Recognized as the ultimate “designer’s designer,” merging imagination, intelligence, creativity and craftsmanship through incisive and enduring design.
One evening, when Stephen Doyle was in high school in Baltimore, the phone rang. A woman’s voice said, “You don’t know who I am, but I’m just calling to tell you that you are going to go to Cooper Union.” What is that? Doyle asked. “The best art school in the country,” the voice told him.
Thirty-six years after graduating from Cooper Union and embarking on a career that has brought him eminence many times over, he related this story from the offices of his design company, Doyle Partners—now a studio of ten—near Madison Square in New York. “I don’t know who called,” he says. “She had seen some of my paintings at an art show. I’ve got these angels that take care of me.”
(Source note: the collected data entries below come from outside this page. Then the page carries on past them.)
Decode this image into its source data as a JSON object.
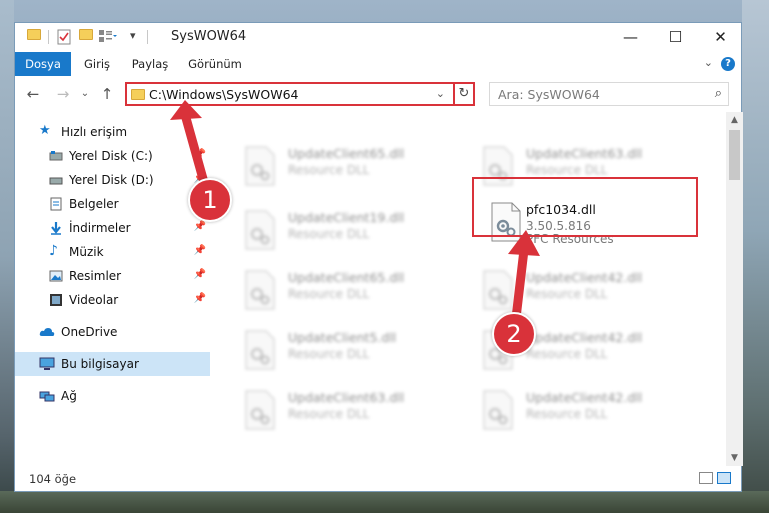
{
  "window": {
    "title": "SysWOW64",
    "controls": {
      "minimize": "—",
      "maximize": "☐",
      "close": "✕"
    }
  },
  "ribbon": {
    "tabs": [
      "Dosya",
      "Giriş",
      "Paylaş",
      "Görünüm"
    ],
    "help": "?"
  },
  "address_bar": {
    "path": "C:\\Windows\\SysWOW64",
    "search_placeholder": "Ara: SysWOW64"
  },
  "sidebar": {
    "items": [
      {
        "label": "Hızlı erişim",
        "icon": "star-icon",
        "pinned": false
      },
      {
        "label": "Yerel Disk (C:)",
        "icon": "drive-icon",
        "pinned": true
      },
      {
        "label": "Yerel Disk (D:)",
        "icon": "drive-icon",
        "pinned": true
      },
      {
        "label": "Belgeler",
        "icon": "documents-icon",
        "pinned": true
      },
      {
        "label": "İndirmeler",
        "icon": "download-icon",
        "pinned": true
      },
      {
        "label": "Müzik",
        "icon": "music-icon",
        "pinned": true
      },
      {
        "label": "Resimler",
        "icon": "pictures-icon",
        "pinned": true
      },
      {
        "label": "Videolar",
        "icon": "videos-icon",
        "pinned": true
      },
      {
        "label": "OneDrive",
        "icon": "cloud-icon",
        "pinned": false
      },
      {
        "label": "Bu bilgisayar",
        "icon": "computer-icon",
        "pinned": false,
        "selected": true
      },
      {
        "label": "Ağ",
        "icon": "network-icon",
        "pinned": false
      }
    ]
  },
  "files": {
    "left": [
      {
        "name": "UpdateClient65.dll",
        "desc": "Resource DLL"
      },
      {
        "name": "UpdateClient19.dll",
        "desc": "Resource DLL"
      },
      {
        "name": "UpdateClient65.dll",
        "desc": "Resource DLL"
      },
      {
        "name": "UpdateClient5.dll",
        "desc": "Resource DLL"
      },
      {
        "name": "UpdateClient63.dll",
        "desc": "Resource DLL"
      }
    ],
    "right": [
      {
        "name": "UpdateClient63.dll",
        "desc": "Resource DLL"
      },
      {
        "name": "UpdateClient42.dll",
        "desc": "Resource DLL"
      },
      {
        "name": "UpdateClient42.dll",
        "desc": "Resource DLL"
      },
      {
        "name": "UpdateClient42.dll",
        "desc": "Resource DLL"
      }
    ],
    "highlighted": {
      "name": "pfc1034.dll",
      "version": "3.50.5.816",
      "desc": "PFC Resources"
    }
  },
  "status": {
    "item_count": "104 öğe"
  },
  "annotations": {
    "step1": "1",
    "step2": "2",
    "color": "#d9323a"
  }
}
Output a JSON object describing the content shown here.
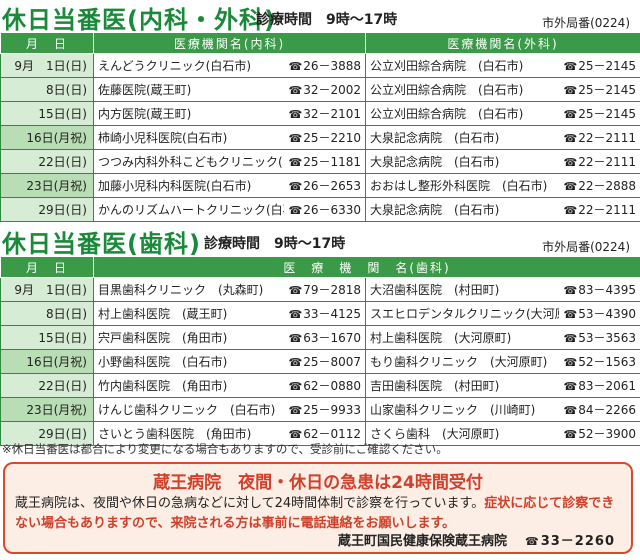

Observing Doyle’s design—immaculate logos, sharply observed book covers, landscape works imbued with the gravitas of longevity—makes it hard to imagine that this man would twist his fate at the behest of an anonymous phone call. But look again: Effervescence, humor and warmth are mixed in with his elegance. You can see it in conventional projects like branding for Barnes & Noble and book design for Stephen Colbert, and in unconventional efforts like a kinetic skin for a new shark tank building at the New York Aquarium.
19th Amendment Installation at Grand Central Terminal, 1995 Client: New York State Division for Women; Design firm: Drenttel Doyle Partners; Creative director: Stephen Doyle.
The Fountain of Life, bronze dedication plaque sculpture, 2006 Client: New York Botanical Garden; Design firm: Doyle Partners; Designer and sculptor: Stephen Doyle.
Truth, 2001 Client: The New York Times (op-ed); Design firm: Doyle Partners; Art director: Nicholas Blechman; Designer and photographer: Stephen Doyle.
The influences are not hard to trace. Chief among Doyle’s mentors at Cooper Union was George Sadek, a Czech émigré who appreciated what Doyle describes as “intelligent lunacy.” Another was Milton Glaser, who made ethical concerns the glue of his diverse design practice.
Doyle’s first job out of school was at Esquire magazine’s art department, which he followed with two years at Rolling Stone. Celebrated for its typography, Rolling Stone helped him develop a masterly way with letterforms that remains a hallmark of his design. In 1983, he joined the studio of another Eastern European who could fondly be described as an “intelligent lunatic”: Tibor Kalman, the founder of M&Co.
Doyle recalls his first few hours at M&Co. Kalman took the opportunity to fire the existing staff and tasked Doyle with filling the positions. In place of the rigidly trained Yale and Cranbrook grads Kalman decided weren’t advancing his interests, Doyle brought in talented school acquaintances, including Alexander Isley and Tom Kluepfel.
“Fresh Dialogue” poster, 2006 Client: AIGA; Design firm: Doyle Partners.
Cooper Union logo, 2008 Client: Cooper Union; Design firm: Doyle Partners; Designer: Jason Mannix.
First issues of Spy magazine, 1986 Client: Spy magazine; Design firm: Drenttel Doyle Partners; Photographer (Chris Elliott image): Chris Callis.
The Stories of Vladimir Nabokov book cover, 1995 Publisher: Knopf; Design firm: Drenttel Doyle Partners; Creative director and designer: Stephen Doyle; Art director (Knopf): Chip Kidd; Photographer: Geoff Spear.
Flailing in the stormy conditions of inexperience and then righting himself is a story Doyle tells repeatedly. He finds exhilaration in the terror, and something more: a fresh approach. In 1985, he risked leaving M&Co with Kluepfel to join William Drenttel in starting Drenttel Doyle Partners. The studio designed books, environmental graphics, identity systems and a celebrated prototype for a new humor magazine called Spy. When Drenttel departed in 1997, it became Doyle Partners. Among the studio’s many award-winning designs were the branding and product packaging for Martha Stewart Living Omnimedia, a project directed by Doyle’s wife, the 2014 AIGA Medalist Gael Towey. In 2010, he received the Cooper-Hewitt’s National Design Award for Communication.
Today, Doyle says that he loves his studio’s mix of video, sculpture, architectural projects and conventional graphics. Whether creating elaborate constructions for the New York Times and Wired, or developing an “indelible” baseball field for a park on the site of the former Yankee Stadium, or compiling classic movie clips into a witty video introducing an American Express conference on luxury publishing, or envisioning a new skin for Toronto’s First Canadian Place skyscraper, he both demonstrates and elicits delight. The word “jaded” does not appear to be in his vocabulary.
“There are fewer borders in design now, and that’s really fun,” Doyle says. “It just means there are only horizons. I have no nostalgia for the waxer.”